Creating the six-foot-two closer was a little different than that of the two other players as had to choose a pitching arsenal to give him. For his initial three pitches, I chose a four-seam fastball, curveball and changeup, with hope of eventually adding a two-seamer and a slider. Sporting a Maddux-like windup, Paciorek excelled in drills, commanding all three pitches well. The showcase games were uneventful, with the right-hander logging a strikeout while surrendering a hit and a walk in two scoreless innings. The New York Yankees drafted him in the 16th round — nine rounds later than in real life — and assigned him to the Trenton Thunder, their Double-A affiliate.

Year One

Paciorek made his first appearance in the team’s opener. He got the nod in the top of the sixth, with his team down one and the bases juiced, needing two outs to get out of the inning. While he couldn’t get out of the jam unscathed, he logged a solid outing, surrendering a hit and zero earned runs while striking out two batters in 1.2 innings. After posting a 4.20 ERA through the first month of the season, Paciorek found himself moved to the starting rotation. He posted a 1-1 record as a starter before moving to the closing role. At the All-Star break, he found himself with 20 saves and 25 strikeouts in 39 innings. He posted an ERA of 3.69 and a WHIP of 1.46, enough to earn himself a spot on the All-Star squad.

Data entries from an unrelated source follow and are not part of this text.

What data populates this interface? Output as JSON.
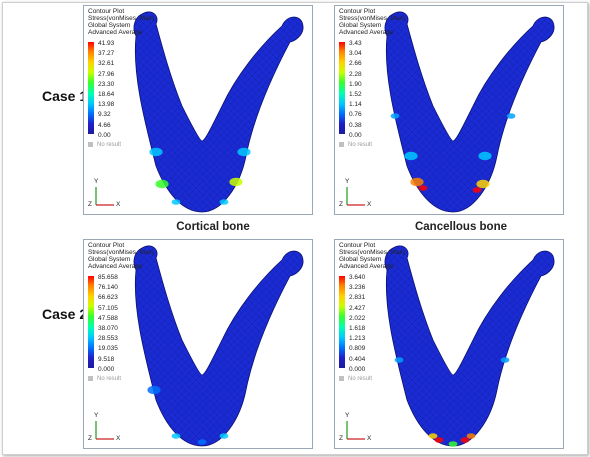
{
  "rows": [
    "Case 1",
    "Case 2"
  ],
  "columns": [
    "Cortical bone",
    "Cancellous bone"
  ],
  "header_lines": [
    "Contour Plot",
    "Stress(vonMises, Max)",
    "Global System",
    "Advanced Average"
  ],
  "no_result": "No result",
  "axis": {
    "y": "Y",
    "z": "Z",
    "x": "X"
  },
  "panels": [
    {
      "case": "Case 1",
      "bone": "Cortical bone",
      "legend": [
        "41.93",
        "37.27",
        "32.61",
        "27.96",
        "23.30",
        "18.64",
        "13.98",
        "9.32",
        "4.66",
        "0.00"
      ]
    },
    {
      "case": "Case 1",
      "bone": "Cancellous bone",
      "legend": [
        "3.43",
        "3.04",
        "2.66",
        "2.28",
        "1.90",
        "1.52",
        "1.14",
        "0.76",
        "0.38",
        "0.00"
      ]
    },
    {
      "case": "Case 2",
      "bone": "Cortical bone",
      "legend": [
        "85.658",
        "76.140",
        "66.623",
        "57.105",
        "47.588",
        "38.070",
        "28.553",
        "19.035",
        "9.518",
        "0.000"
      ]
    },
    {
      "case": "Case 2",
      "bone": "Cancellous bone",
      "legend": [
        "3.640",
        "3.236",
        "2.831",
        "2.427",
        "2.022",
        "1.618",
        "1.213",
        "0.809",
        "0.404",
        "0.000"
      ]
    }
  ],
  "colors": {
    "mesh_blue": "#1b2bd4",
    "frame_border": "#9aa7b4"
  }
}
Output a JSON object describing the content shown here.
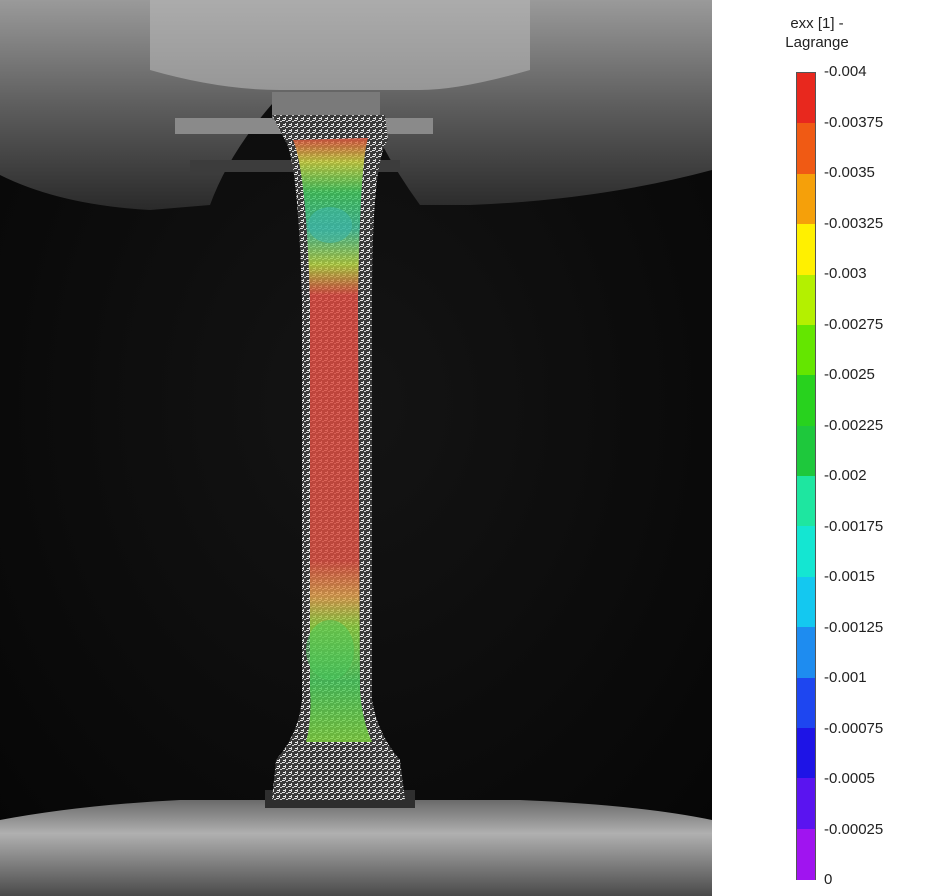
{
  "legend": {
    "title_line1": "exx [1] -",
    "title_line2": "Lagrange",
    "ticks": [
      "-0.004",
      "-0.00375",
      "-0.0035",
      "-0.00325",
      "-0.003",
      "-0.00275",
      "-0.0025",
      "-0.00225",
      "-0.002",
      "-0.00175",
      "-0.0015",
      "-0.00125",
      "-0.001",
      "-0.00075",
      "-0.0005",
      "-0.00025",
      "0"
    ],
    "colors": [
      "#e8281e",
      "#f05a14",
      "#f5a00a",
      "#fff000",
      "#b4f000",
      "#64e600",
      "#28d21e",
      "#1ec83c",
      "#1ee6a0",
      "#14e6d2",
      "#14c8f0",
      "#1e8cf0",
      "#1e46f0",
      "#1e14e6",
      "#5a14f0",
      "#a014f0",
      "#e614f0"
    ]
  }
}
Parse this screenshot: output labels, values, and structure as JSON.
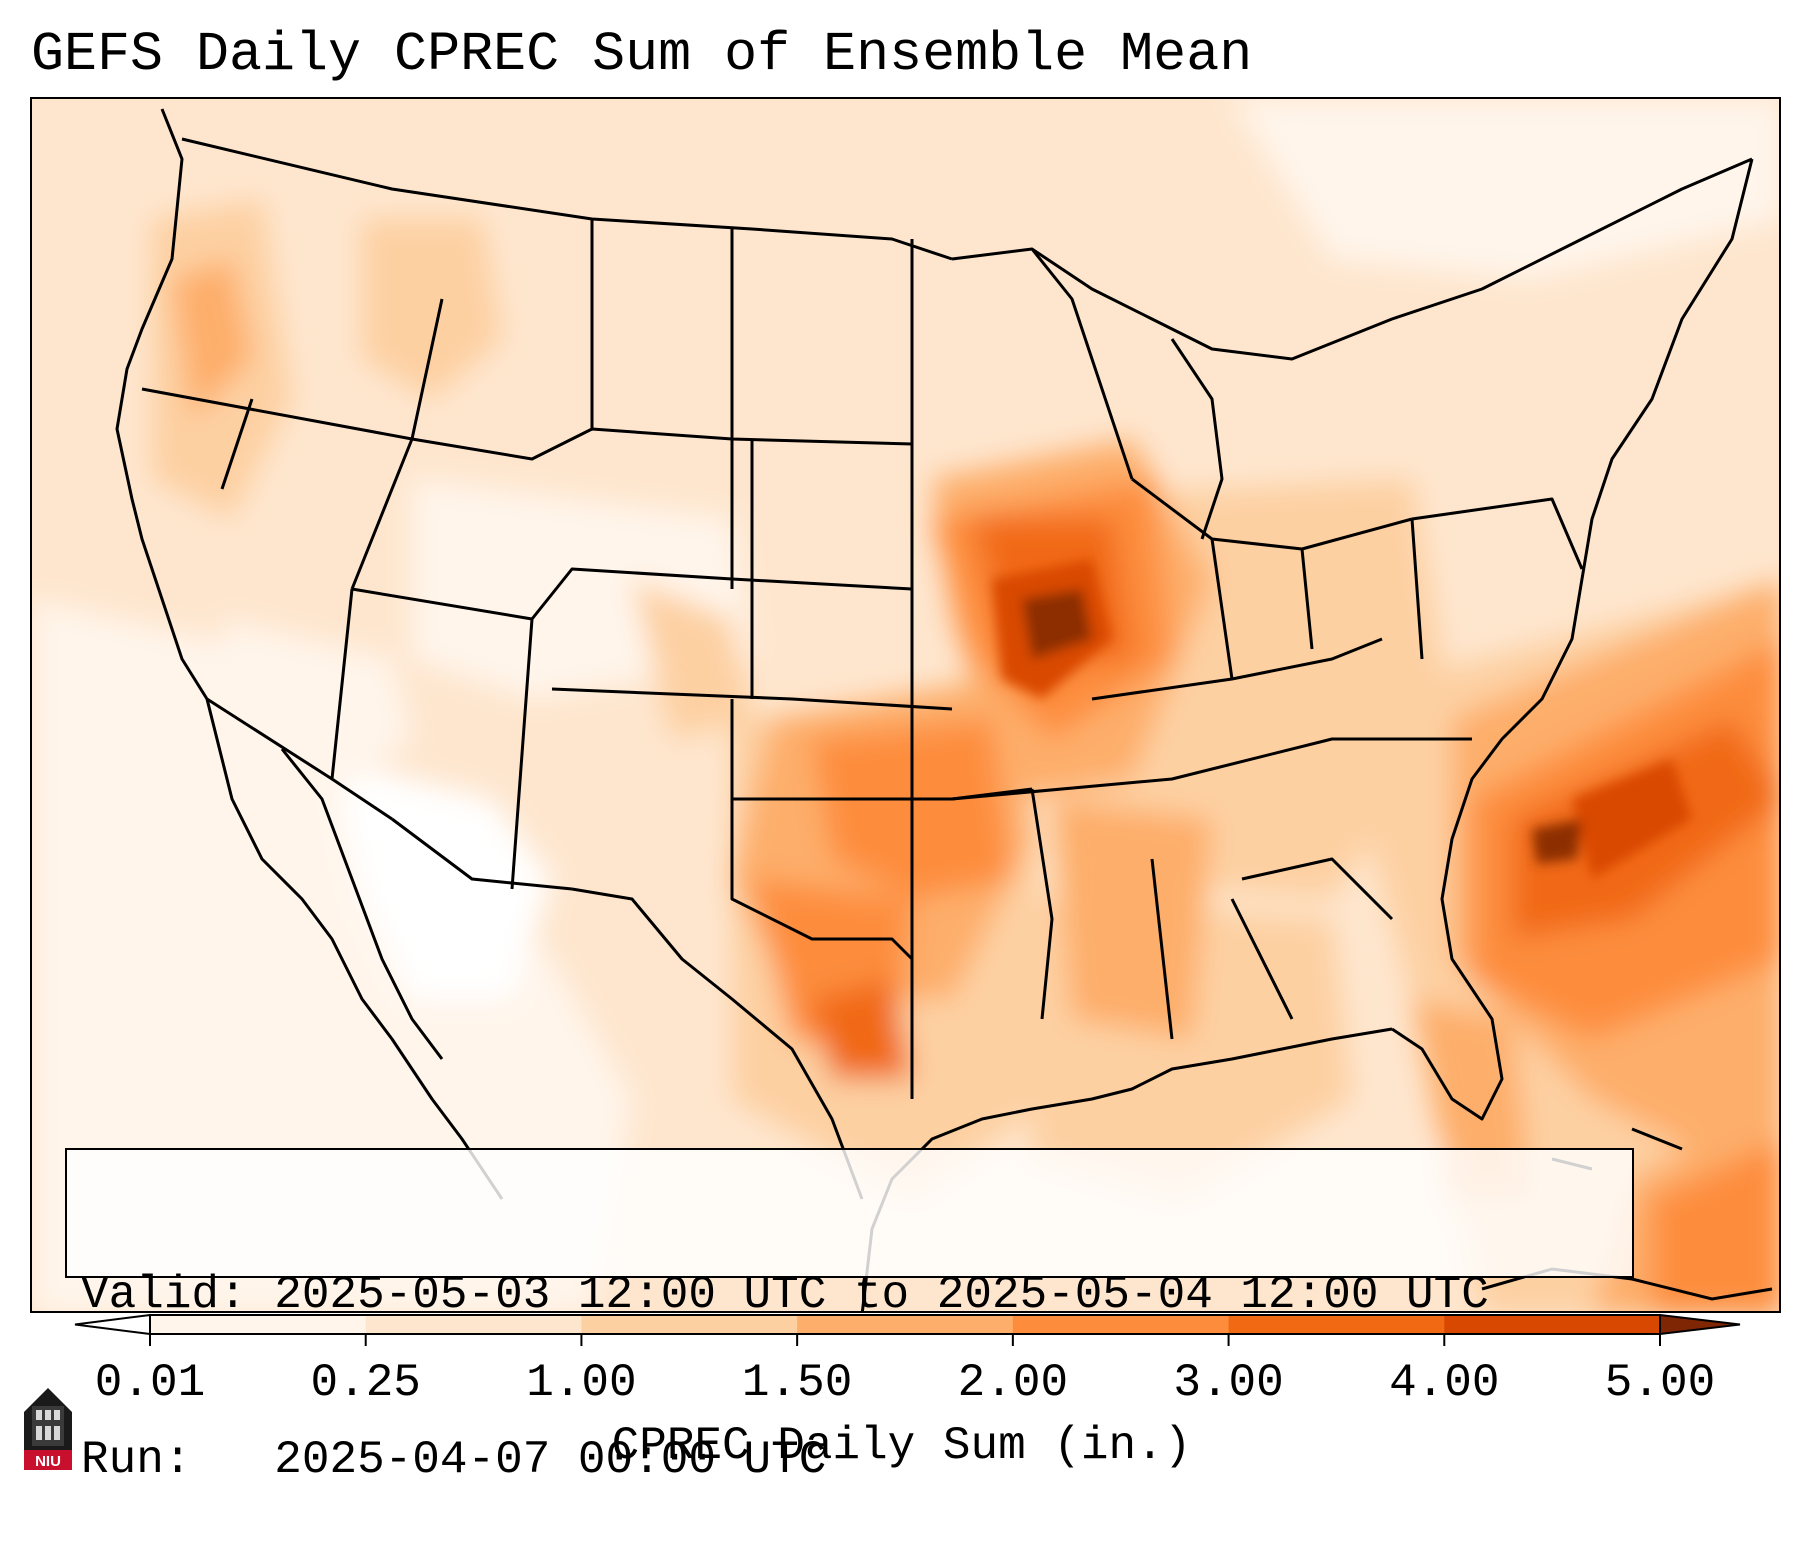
{
  "title": "GEFS Daily CPREC Sum of Ensemble Mean",
  "info": {
    "valid_label": "Valid:",
    "valid_value": "2025-05-03 12:00 UTC to 2025-05-04 12:00 UTC",
    "run_label": "Run:",
    "run_value": "2025-04-07 00:00 UTC"
  },
  "colorbar": {
    "label": "CPREC Daily Sum (in.)",
    "ticks": [
      "0.01",
      "0.25",
      "1.00",
      "1.50",
      "2.00",
      "3.00",
      "4.00",
      "5.00"
    ],
    "colors": [
      "#fff5eb",
      "#fee6ce",
      "#fdd0a2",
      "#fdae6b",
      "#fd8d3c",
      "#f16913",
      "#d94801",
      "#8c2d04"
    ],
    "under_color": "#ffffff",
    "over_color": "#7f2704"
  },
  "logo": {
    "text": "NIU",
    "icon": "university-tower-icon",
    "color": "#c8102e"
  }
}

After pitching a perfect inning in the ASG, Paciorek was promoted to the New York’s AAA affiliate, the Scranton/Wilkes-Barre RailRiders. He struggled at the new level, logging a 6.23 ERA in 17.1 innings and converting only 11 of 18 save opportunities in the back half of the regular season. The playoffs were much of the same story, as he recorded only one save, struck out three batters and gave up two runs in three appearances.

Although he struggled down the line, Paciorek got extended by the Yankees on a one-year, $80,000 deal. They then dealt him to the Kansas City Royals, where he started anew.

Year Two

Paciorek couldn’t crack the Spring Training roster for the Royals and saw his season start back in Double-A with the Northwest Arkansas Naturals. He made the most of the new opportunity, recording 22 saves in 34.2 innings and flashing an ERA of 2.08. Paciorek’s performance was enough to earn him an All-Star selection for the second season in a row. He tossed a perfect inning and one-third, including this nasty strikeout.

After the strong performance in the All-Star Game, Paciorek was promoted for to Triple-A for second year in a row, this time to the Omaha Storm Chasers. His second stint in AAA was much more successful. He had 15 saves in 25 innings, and his ERA continued to hover just over two.

After such a strong performance at the highest minor league level, I expected Paciorek to get another AAA or a MLB offer. However, the only deal he received was another one-year, $70,000 contract for a bullpen spot on the Royals’ AA squad, which he accepted. The former Wildcat was traded again, this time to the San Francisco Giants.

Year Three

Paciorek yet again failed to make a major league spring training roster and started the season with the Richmond Flying Squirrels, the Giants’ Double-A affiliate. His shaky start to the season didn’t right itself quickly as was then sidelined for three weeks with shoulder tightness. At the All-Star break, Paciorek’s stats were less than impressive: one save and 21 strikeouts in 31.2 innings with a 3.41 ERA. He missed the All-Star game for the first time in his young career.

He never bounced back from the injury. His ERA rose to 4.81 and ended the season and he was unable to record another save. In a season during which he could’ve made the jump to the big leagues, things fell flat for the talented right-hander. It’s hard to make it to the majors, and Paciorek wasn’t able to firmly get past AA in The Show. With that said, this is only a video game simulation and following a fascinating career path in which he was the backup catcher for NU, it’s hard to think that Paciorek will ever get held down. Who knows what the future has in store for him.